対して松葉はせりなのことを心底愛していたけれど、その大事な弟がただごとではない様子で迫ってきて、とてもじゃないけど突き離せなかったというように見えました。なずなは気付いてないでしょうがきっと松葉にとっては、せりなの生前から徐々になずなが「せりなの弟」という認識を超えて、1人の人間として映るようになっていたんじゃないでしょうか。もちろんそこに恋愛的意味の好意はなかったけれど、せりなの死ときちんと向き合ったのちに新たに恋をするには、十分な条件が揃っていたのかなと思います。けっしてせりなの死のおかげで付き合えたというのではなく、展開は早いかもしれませんが、私は彼女の死を受け入れた、あるいは受け入れようとした上での2人の新しい一歩なんだという解釈をしました。クールなようで繊細ななずなと、落ち着いていて男前な性格の松葉、弟のことが大好きなせりな、3人ともとても魅力的なキャラでした。
同時収録作は表題作ほど重々しくありませんが、短編であってもどちらもすごく印象的な作品でした。
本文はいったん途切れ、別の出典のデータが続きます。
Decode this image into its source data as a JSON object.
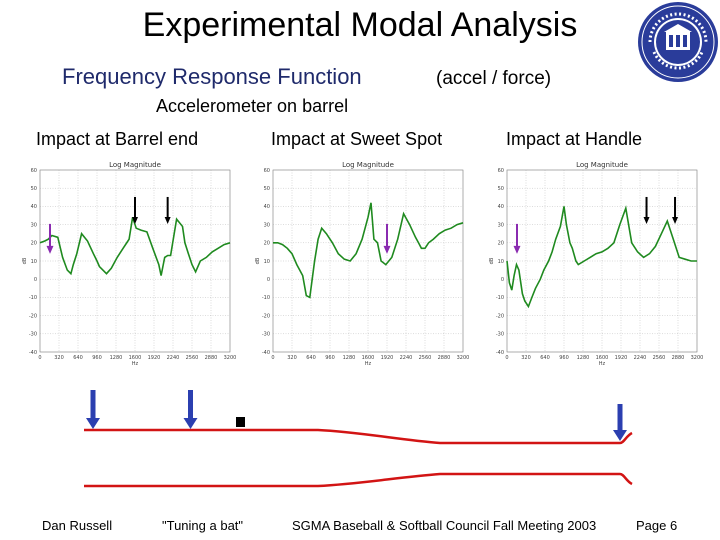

『悪い生徒』は、目立たない地味な存在だった生徒が財布を盗んだという濡れ衣を着せられ先生に指導された時から、すっかり先生にお仕置きされるのにハマってしまう話です。そこから指導されたいがために非行に走り始め、ついには別の先生にその関係を示唆します。元々控えめだった少年が作り変えられたところに萌えました。『種田くんと付き合いたい』も系統は同じです。優しくて女子の憧れである種田は、裏ではクラスメイトの有馬を性的に虐めるような人物(互いに好意はありそうです)。女子を当て馬に使いながら、2人の関係が明らかになるところが堪りませんでした。
個人的に性癖にぶっ刺さりました。
・綺麗な顔をした生意気な少年
・死んだ人を引きずる
この2点が個人的に癖なのですが、同じ感覚を持っている人なら楽しめると思います。試し読みでなずなくん(受)に「生意気で可愛い〜!」と思ったら買ってください。マジで可愛いから。生意気だけどめちゃくちゃ健気なのも最高に可愛い。一応、死んだ人はちょっと引きずってはいたけど、そこまで暗くはならないです。
死んだ恋人の弟と肉体関係を持ってしまうという背徳感溢れる設定ですが、終始愛に溢れててあったかくなれました。切なさと温かさで超気持ちいい読了感。濡れ場のエロ度はそこそこくらいですが、なずなくんの顔と反応が良くてしっかり楽しめました。
同時収録の短編は、どちらもちょっと薄暗くて良い雰囲気。SMっぽいもの(あくまで「ぽい」)が好きな人は楽しめるのでは。私はめちゃくちゃ好きでした。
姉の死、その後続く姉の交際相手との体の関係、というとかなり重い内容になりそうなものですが、良くも悪くも、さほど暗さ、重さは感じませんでした。
受けが超絶可愛いからか、攻めがしっかり者だからか、姉がサバサバ系良い女だからか、下町人情っぽい空気感あるからかな?
ためこうさんの描く受けの可愛さったらないですね!今回も可愛い…超絶可愛い。ちょっとツンなところが最高。不器用な優しさとか反則。
攻めの性豪スペックは良いスパイス!
既刊でいうと「なつめくんは〜」のようなノリの良さはなく、「泥中の蓮」のような重く病んでるのを欲してる人には物足りないかもしれませんが、絶妙にちょうど良い切なさと温かさがある素敵なお話でした。